O Japão nega a alegação de Pequim de que aeronaves das Forças de Autodefesa do Japão rastrearam aeronaves chinesas em seus radares.

TÓQUIO – O ministro da Defesa, Shinjiro Koizumi, rejeitou na quarta-feira a alegação da China de que caças das Forças de Autodefesa do Japão teriam rastreado aeronaves chinesas durante um incidente recente entre os dois países.

Segundo o Ministério da Defesa japonês, no sábado, um caça chinês J-15 interceptou o sinal do radar da aeronave das Forças de Autodefesa do Japão, enquanto os militares chineses alegaram que seus caças também detectaram sinais de busca de radar da aeronave japonesa.

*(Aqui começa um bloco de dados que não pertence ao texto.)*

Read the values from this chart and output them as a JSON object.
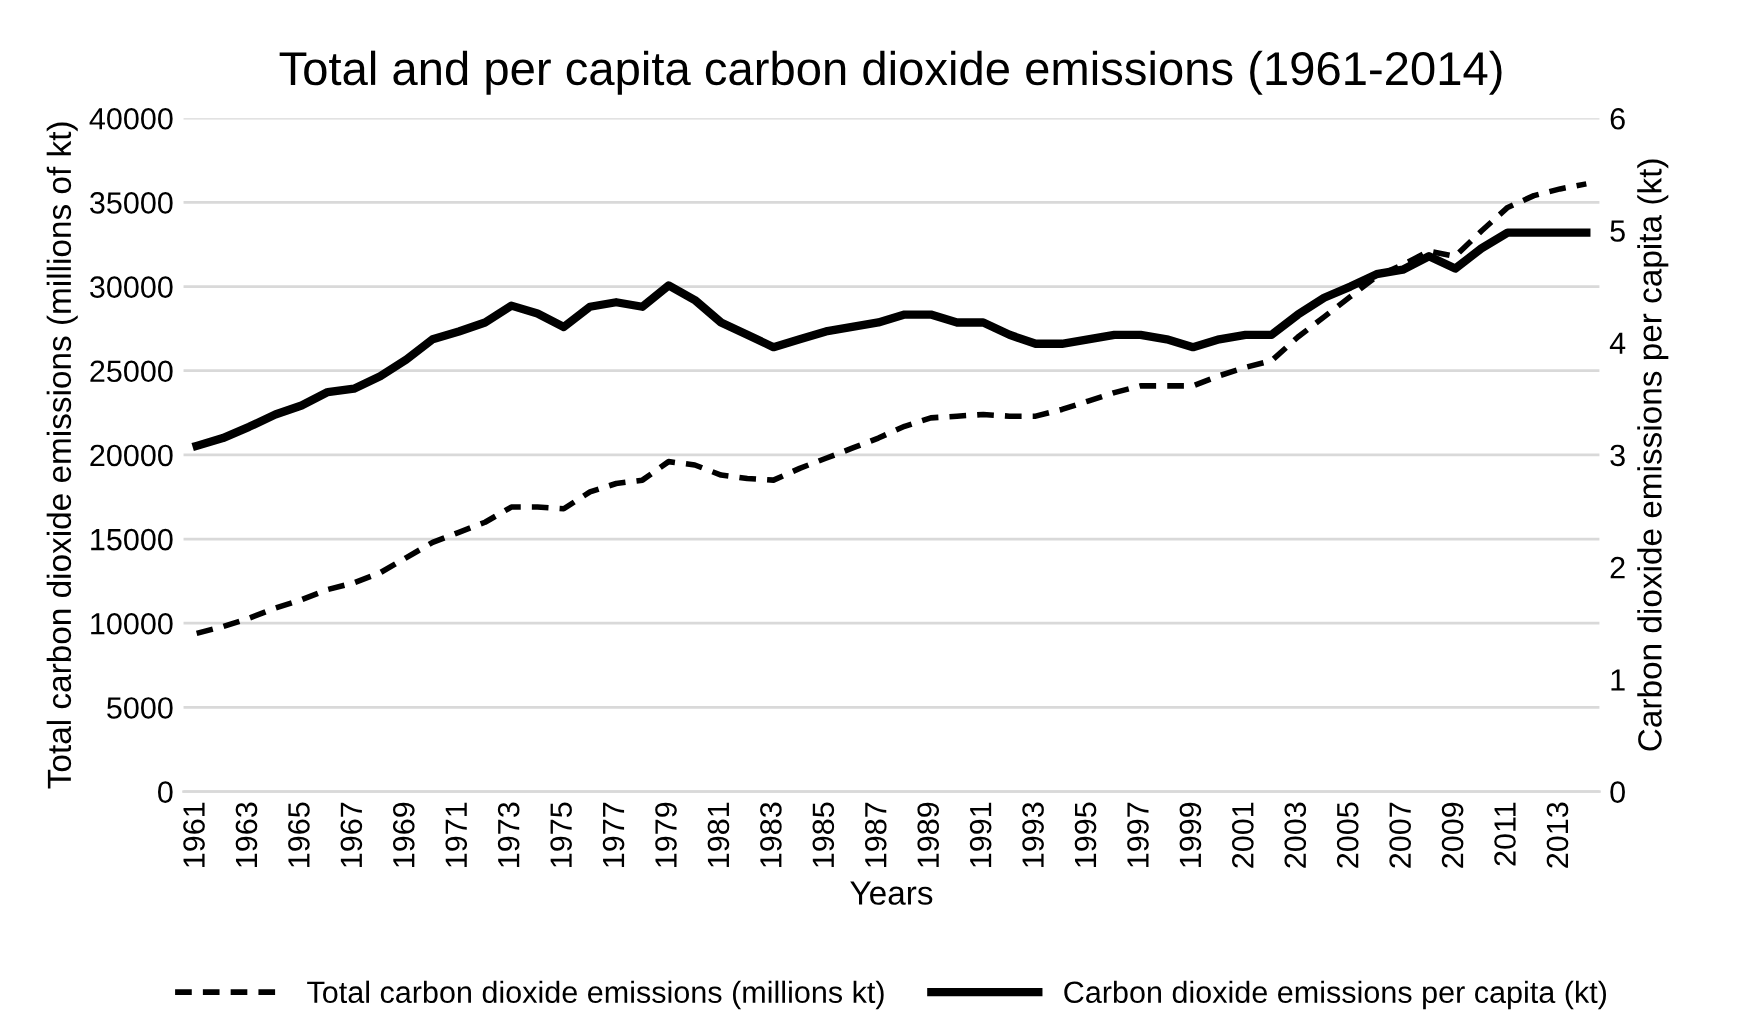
{
  "chart_data": {
    "type": "line",
    "title": "Total and per capita carbon dioxide emissions (1961-2014)",
    "xlabel": "Years",
    "ylabel": "Total carbon dioxide emissions (millions of kt)",
    "y2label": "Carbon dioxide emissions per capita (kt)",
    "categories": [
      "1961",
      null,
      "1963",
      null,
      "1965",
      null,
      "1967",
      null,
      "1969",
      null,
      "1971",
      null,
      "1973",
      null,
      "1975",
      null,
      "1977",
      null,
      "1979",
      null,
      "1981",
      null,
      "1983",
      null,
      "1985",
      null,
      "1987",
      null,
      "1989",
      null,
      "1991",
      null,
      "1993",
      null,
      "1995",
      null,
      "1997",
      null,
      "1999",
      null,
      "2001",
      null,
      "2003",
      null,
      "2005",
      null,
      "2007",
      null,
      "2009",
      null,
      "2011",
      null,
      "2013",
      null
    ],
    "series": [
      {
        "name": "Total carbon dioxide emissions (millions kt)",
        "color": "#000000",
        "line_style": "dashed",
        "values": [
          9400,
          9800,
          10300,
          10900,
          11400,
          12000,
          12400,
          13000,
          13900,
          14800,
          15400,
          16000,
          16900,
          16900,
          16800,
          17800,
          18300,
          18500,
          19600,
          19400,
          18800,
          18600,
          18500,
          19200,
          19800,
          20400,
          21000,
          21700,
          22200,
          22300,
          22400,
          22300,
          22300,
          22700,
          23200,
          23700,
          24100,
          24100,
          24100,
          24700,
          25200,
          25600,
          27000,
          28200,
          29400,
          30600,
          31300,
          32100,
          31800,
          33300,
          34700,
          35400,
          35800,
          36100
        ]
      },
      {
        "name": "Carbon dioxide emissions per capita (kt)",
        "color": "#000000",
        "line_style": "solid",
        "axis": "y2",
        "values": [
          3.08,
          3.15,
          3.25,
          3.36,
          3.44,
          3.56,
          3.59,
          3.7,
          3.85,
          4.03,
          4.1,
          4.18,
          4.33,
          4.26,
          4.14,
          4.32,
          4.36,
          4.32,
          4.51,
          4.38,
          4.18,
          4.07,
          3.96,
          4.03,
          4.1,
          4.14,
          4.18,
          4.25,
          4.25,
          4.18,
          4.18,
          4.07,
          3.99,
          3.99,
          4.03,
          4.07,
          4.07,
          4.03,
          3.96,
          4.03,
          4.07,
          4.07,
          4.25,
          4.4,
          4.5,
          4.61,
          4.65,
          4.77,
          4.66,
          4.84,
          4.98,
          4.98,
          4.98,
          4.98
        ]
      }
    ],
    "ylim": [
      0,
      40000
    ],
    "yticks": [
      0,
      5000,
      10000,
      15000,
      20000,
      25000,
      30000,
      35000,
      40000
    ],
    "y2lim": [
      0,
      6
    ],
    "y2ticks": [
      0,
      1,
      2,
      3,
      4,
      5,
      6
    ],
    "grid": "y",
    "legend": "bottom"
  }
}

Reconhecendo que a China havia informado o Japão com antecedência sobre os exercícios envolvendo o porta-aviões Liaoning, Koizumi afirmou em uma coletiva de imprensa que o comunicado não continha detalhes sobre a escala e a localização do treinamento no Pacífico, a sudeste da ilha principal de Okinawa.

Koizumi reiterou a posição do Japão de que a China não havia emitido os avisos habituais para tais atividades, incluindo os "avisos para missões aéreas", conhecidos como NOTAMs, ou avisos de navegação para navios.

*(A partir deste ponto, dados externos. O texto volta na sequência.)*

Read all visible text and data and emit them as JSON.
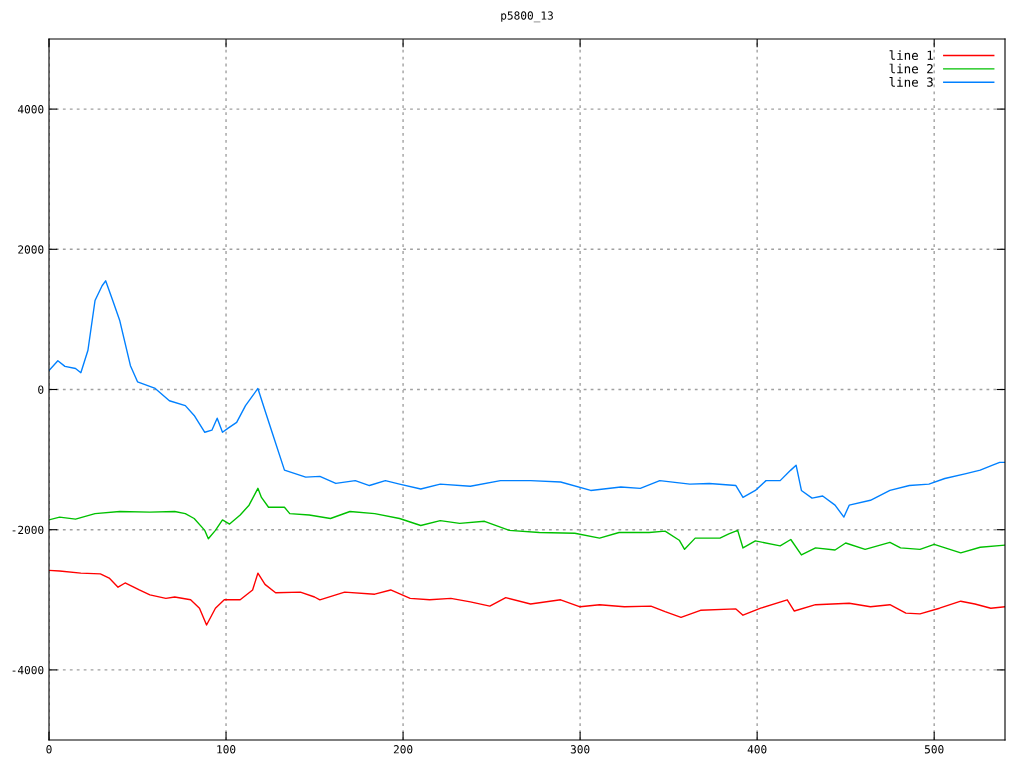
{
  "chart_data": {
    "type": "line",
    "title": "p5800_13",
    "xlim": [
      0,
      540
    ],
    "ylim": [
      -5000,
      5000
    ],
    "xticks": [
      0,
      100,
      200,
      300,
      400,
      500
    ],
    "yticks": [
      -4000,
      -2000,
      0,
      2000,
      4000
    ],
    "grid": true,
    "legend": "top right",
    "line_style": "solid",
    "marker": "none",
    "series": [
      {
        "name": "line 1",
        "color": "#ff0000",
        "x": [
          0,
          6,
          18,
          29,
          34,
          39,
          43,
          51,
          57,
          66,
          71,
          80,
          85,
          89,
          94,
          99,
          108,
          115,
          118,
          122,
          128,
          142,
          150,
          153,
          167,
          184,
          193,
          204,
          215,
          227,
          238,
          249,
          258,
          272,
          289,
          300,
          311,
          325,
          340,
          348,
          357,
          368,
          388,
          392,
          402,
          417,
          421,
          433,
          452,
          464,
          475,
          484,
          492,
          503,
          515,
          523,
          532,
          540
        ],
        "values": [
          -2580,
          -2590,
          -2620,
          -2630,
          -2690,
          -2820,
          -2760,
          -2860,
          -2930,
          -2980,
          -2960,
          -3000,
          -3120,
          -3360,
          -3120,
          -3000,
          -3000,
          -2860,
          -2620,
          -2780,
          -2900,
          -2890,
          -2960,
          -3000,
          -2890,
          -2920,
          -2860,
          -2980,
          -3000,
          -2980,
          -3030,
          -3090,
          -2970,
          -3060,
          -3000,
          -3100,
          -3070,
          -3100,
          -3090,
          -3170,
          -3250,
          -3150,
          -3130,
          -3220,
          -3120,
          -3000,
          -3160,
          -3070,
          -3050,
          -3100,
          -3070,
          -3190,
          -3200,
          -3120,
          -3020,
          -3060,
          -3120,
          -3100
        ]
      },
      {
        "name": "line 2",
        "color": "#00c000",
        "x": [
          0,
          6,
          15,
          26,
          40,
          57,
          71,
          77,
          82,
          88,
          90,
          94,
          98,
          102,
          108,
          113,
          118,
          120,
          124,
          133,
          136,
          147,
          159,
          170,
          184,
          198,
          210,
          221,
          232,
          246,
          260,
          277,
          297,
          311,
          322,
          339,
          348,
          356,
          359,
          365,
          379,
          384,
          389,
          392,
          399,
          413,
          419,
          425,
          433,
          444,
          450,
          461,
          475,
          481,
          492,
          500,
          515,
          526,
          540
        ],
        "values": [
          -1860,
          -1820,
          -1850,
          -1770,
          -1740,
          -1750,
          -1740,
          -1770,
          -1840,
          -2010,
          -2130,
          -2010,
          -1860,
          -1920,
          -1790,
          -1650,
          -1410,
          -1540,
          -1680,
          -1680,
          -1770,
          -1790,
          -1840,
          -1740,
          -1770,
          -1840,
          -1940,
          -1870,
          -1910,
          -1880,
          -2010,
          -2040,
          -2050,
          -2120,
          -2040,
          -2040,
          -2020,
          -2150,
          -2280,
          -2120,
          -2120,
          -2060,
          -2010,
          -2260,
          -2160,
          -2230,
          -2140,
          -2360,
          -2260,
          -2290,
          -2190,
          -2280,
          -2180,
          -2260,
          -2280,
          -2210,
          -2330,
          -2250,
          -2220
        ]
      },
      {
        "name": "line 3",
        "color": "#0080ff",
        "x": [
          0,
          5,
          9,
          15,
          18,
          22,
          26,
          30,
          32,
          36,
          40,
          46,
          50,
          60,
          68,
          77,
          82,
          88,
          92,
          95,
          98,
          101,
          106,
          111,
          118,
          122,
          126,
          133,
          145,
          153,
          162,
          173,
          181,
          190,
          198,
          210,
          221,
          238,
          255,
          272,
          289,
          306,
          323,
          334,
          345,
          362,
          373,
          388,
          392,
          399,
          405,
          413,
          419,
          422,
          425,
          431,
          437,
          444,
          449,
          452,
          464,
          475,
          486,
          497,
          506,
          518,
          526,
          533,
          537,
          540
        ],
        "values": [
          270,
          410,
          330,
          300,
          240,
          560,
          1270,
          1480,
          1550,
          1270,
          980,
          340,
          110,
          15,
          -160,
          -230,
          -370,
          -610,
          -580,
          -410,
          -610,
          -555,
          -470,
          -230,
          15,
          -300,
          -610,
          -1150,
          -1250,
          -1240,
          -1340,
          -1300,
          -1370,
          -1300,
          -1350,
          -1420,
          -1350,
          -1380,
          -1300,
          -1300,
          -1320,
          -1440,
          -1390,
          -1410,
          -1300,
          -1350,
          -1340,
          -1370,
          -1540,
          -1440,
          -1300,
          -1300,
          -1150,
          -1080,
          -1440,
          -1550,
          -1520,
          -1650,
          -1820,
          -1650,
          -1580,
          -1440,
          -1370,
          -1350,
          -1270,
          -1200,
          -1150,
          -1080,
          -1040,
          -1040
        ]
      }
    ]
  }
}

Ele também enfatizou que era "natural" que as aeronaves das Forças de Autodefesa do Japão (SDF) avançassem contra os caças chineses que decolavam do porta-aviões Liaoning, dadas as preocupações de que suas ações pudessem violar o espaço aéreo japonês.

Mas Koizumi afirmou ser essencial que os países vizinhos asiáticos "mantenham constantemente discussões francas e comunicação" num momento em que enfrentam "preocupações específicas e difíceis".

Pequim alegou que o "reconhecimento aéreo próximo frequente e as interrupções" causadas por aeronaves japonesas durante os exercícios representavam riscos à segurança, enquanto Tóquio afirmou que suas aeronaves mantinham uma "distância segura" das aeronaves militares chinesas.